M. Séné: Actuellement il y a encore dans le sol la moitié de la quantité initiale de radioactivité! Il est vrai que le strontium est facilement lessivable par les pluies, mais il n'a pas disparu pour autant; les nappes d'eau souterraines doivent en avoir récolté une bonne partie Par ailleurs, les Soviétiques peuvent se féliciter de ne pas avoir eu, comme à Tchernobyl, des retombées de césium 137, radioélément qui semble le plus tenace et qui pose les problèmes de contamination les plus importants. Pourquoi cette absence ? Les Soviétiques se servaient à l'époque du césium 137 pour fabriquer des sources radioactives destinées à l'industrie et l'extrayaient des combustibles irradiés au moment du retraitement Par un coup du sort, c'est également l'absence de césium 137 qui est indirectement responsable de l'explosion, puisque le nitrate d'ammonium, explosif présent dans les déchets, provient justement du processus d'extraction du césium!

Jean-René Germain, Jacqueline Denis-Lempereur et Iosif Nekhamkin (enquête à Kychtym)
Science & Vie n-877 octobre 1990 (extrait)

Essais nucléaires au Kazakhstan

Depuis sa découverte de l'arme nucléaire, l'Union Soviétique a procédé à 714 essais, dont 467 au Kazakhstan depuis 1949 :
124 à l'air libre et 343 dans le sol. Les essais varièrent de plusieurs tonnes jusqu'à 150 kilotonnes, représentant 2 500 fois la bombe d'Hiroshima. Chacun d'eux a coûté 30 millions de rouble (32 millions d'US $).
La population environnante était composée de 3 millions de personnes. Le Polygone d'essai, situé à l'est du Kazakhstan, couvrait une superficie de 1 800 km². Le premier essai eut lieu le 29 août 1949. Le manque de transparence des résultats du contrôle des doses de radio-isotopes de la population et la contamination du terrain a toujours été un secret d'Etat. La mortalité des enfants, l'apparition de maladies somatiques et de cancers chez les adultes étaient les suites de l'exposition à des radiations ionisantes.
Après 1988, les essais souterrains ont lieu à 800 mètres de profondeur et plus à seulement 500 mètres par un tunnel horizontal.

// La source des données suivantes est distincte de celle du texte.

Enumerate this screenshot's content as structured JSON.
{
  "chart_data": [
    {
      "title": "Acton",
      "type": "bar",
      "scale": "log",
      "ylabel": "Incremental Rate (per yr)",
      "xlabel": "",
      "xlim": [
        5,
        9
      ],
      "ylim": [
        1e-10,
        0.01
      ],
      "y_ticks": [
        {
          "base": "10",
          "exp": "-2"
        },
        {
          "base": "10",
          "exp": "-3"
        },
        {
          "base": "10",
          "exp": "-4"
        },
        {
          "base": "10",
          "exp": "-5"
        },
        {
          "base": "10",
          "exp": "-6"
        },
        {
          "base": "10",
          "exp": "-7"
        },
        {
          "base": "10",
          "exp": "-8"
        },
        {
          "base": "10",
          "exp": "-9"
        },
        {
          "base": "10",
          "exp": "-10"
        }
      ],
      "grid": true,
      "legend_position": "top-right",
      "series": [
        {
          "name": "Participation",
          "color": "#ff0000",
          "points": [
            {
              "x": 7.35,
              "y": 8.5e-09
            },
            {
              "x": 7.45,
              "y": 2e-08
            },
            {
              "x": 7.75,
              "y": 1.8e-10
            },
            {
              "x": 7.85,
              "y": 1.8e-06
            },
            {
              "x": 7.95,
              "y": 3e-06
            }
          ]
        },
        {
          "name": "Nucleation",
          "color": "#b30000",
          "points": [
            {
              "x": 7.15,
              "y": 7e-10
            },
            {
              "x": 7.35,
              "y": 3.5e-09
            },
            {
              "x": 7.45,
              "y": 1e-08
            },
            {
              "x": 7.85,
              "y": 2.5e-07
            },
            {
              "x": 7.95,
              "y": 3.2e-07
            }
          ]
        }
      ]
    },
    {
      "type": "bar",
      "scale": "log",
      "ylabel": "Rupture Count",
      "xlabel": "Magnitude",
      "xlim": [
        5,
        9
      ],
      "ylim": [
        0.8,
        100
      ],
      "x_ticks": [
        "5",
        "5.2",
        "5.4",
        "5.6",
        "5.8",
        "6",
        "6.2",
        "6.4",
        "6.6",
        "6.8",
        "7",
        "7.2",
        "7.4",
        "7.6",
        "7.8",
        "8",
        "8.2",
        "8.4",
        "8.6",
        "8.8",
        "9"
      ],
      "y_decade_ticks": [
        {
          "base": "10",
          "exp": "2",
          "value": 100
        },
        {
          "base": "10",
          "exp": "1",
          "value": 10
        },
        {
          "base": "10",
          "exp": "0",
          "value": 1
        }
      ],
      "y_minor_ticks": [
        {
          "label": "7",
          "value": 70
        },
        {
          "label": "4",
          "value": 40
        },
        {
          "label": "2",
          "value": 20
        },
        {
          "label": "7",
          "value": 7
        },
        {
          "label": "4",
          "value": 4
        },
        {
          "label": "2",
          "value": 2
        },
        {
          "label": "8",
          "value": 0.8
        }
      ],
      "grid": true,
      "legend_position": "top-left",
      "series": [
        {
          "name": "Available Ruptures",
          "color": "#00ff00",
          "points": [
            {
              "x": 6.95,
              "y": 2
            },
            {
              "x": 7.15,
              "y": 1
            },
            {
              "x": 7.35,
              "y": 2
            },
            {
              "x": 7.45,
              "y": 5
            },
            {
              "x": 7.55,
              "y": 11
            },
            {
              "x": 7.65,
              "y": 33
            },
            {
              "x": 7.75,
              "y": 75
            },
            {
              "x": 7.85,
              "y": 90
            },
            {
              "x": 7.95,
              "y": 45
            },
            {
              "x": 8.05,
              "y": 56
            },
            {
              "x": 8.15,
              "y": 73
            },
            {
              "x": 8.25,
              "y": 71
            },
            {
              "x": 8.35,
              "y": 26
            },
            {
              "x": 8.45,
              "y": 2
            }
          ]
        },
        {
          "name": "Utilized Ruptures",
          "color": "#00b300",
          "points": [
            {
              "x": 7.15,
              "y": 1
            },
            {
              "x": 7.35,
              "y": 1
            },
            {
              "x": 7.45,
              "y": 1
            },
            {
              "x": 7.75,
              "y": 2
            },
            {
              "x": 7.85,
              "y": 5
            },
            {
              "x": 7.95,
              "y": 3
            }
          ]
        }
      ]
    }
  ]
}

Cependant, en février 1989, une fuite importante de gaz inertes s'est répandue non seulement sur le Polygone mais aussi sur les régions environnantes. Olzhas Souleimenov, poète et député au Soviet Suprême de l'URSS, a pris la tête d'un mouvement de protestation exigeant la fermeture définitive du Polygone, le mouvement Nevada-Semipalatinsk. Le 29 août 1991, le président Nazarbayev a pris la décision de fermer définitivement le Polygone d'essais nucléaires à Semipalatinsk.
Fernand Goldschmit, Membre de la délégation de la Commission européenne Alma-Ata - Kazakhstan, Rc Luxembourg, 23 août 1999

Extrait de la lettre du Rotary contact n°208, du 05/2000

Aux états unis

La guerre froide a conduit les états unis à produire de grandes quantités de déchets nucléaires, aujourd’hui entreposé dans des conditions de relative sûreté. Depuis 1988, aucune usine de retraitement ou de réacteur de production n’est en activité. Néanmoins, des zones contaminées persistent dans ces sites.
Les principaux sites sont :

Hanford dans l’état de Washington

Savannah river en Georgie

Oak Ridge dans le Tennessee

Aujourd’hui, le département de l’énergie des états unis (DOE) partage depuis 6 ans avec les russes les ressources permettant la réhabilitation de l’environnement et la gestion des déchets.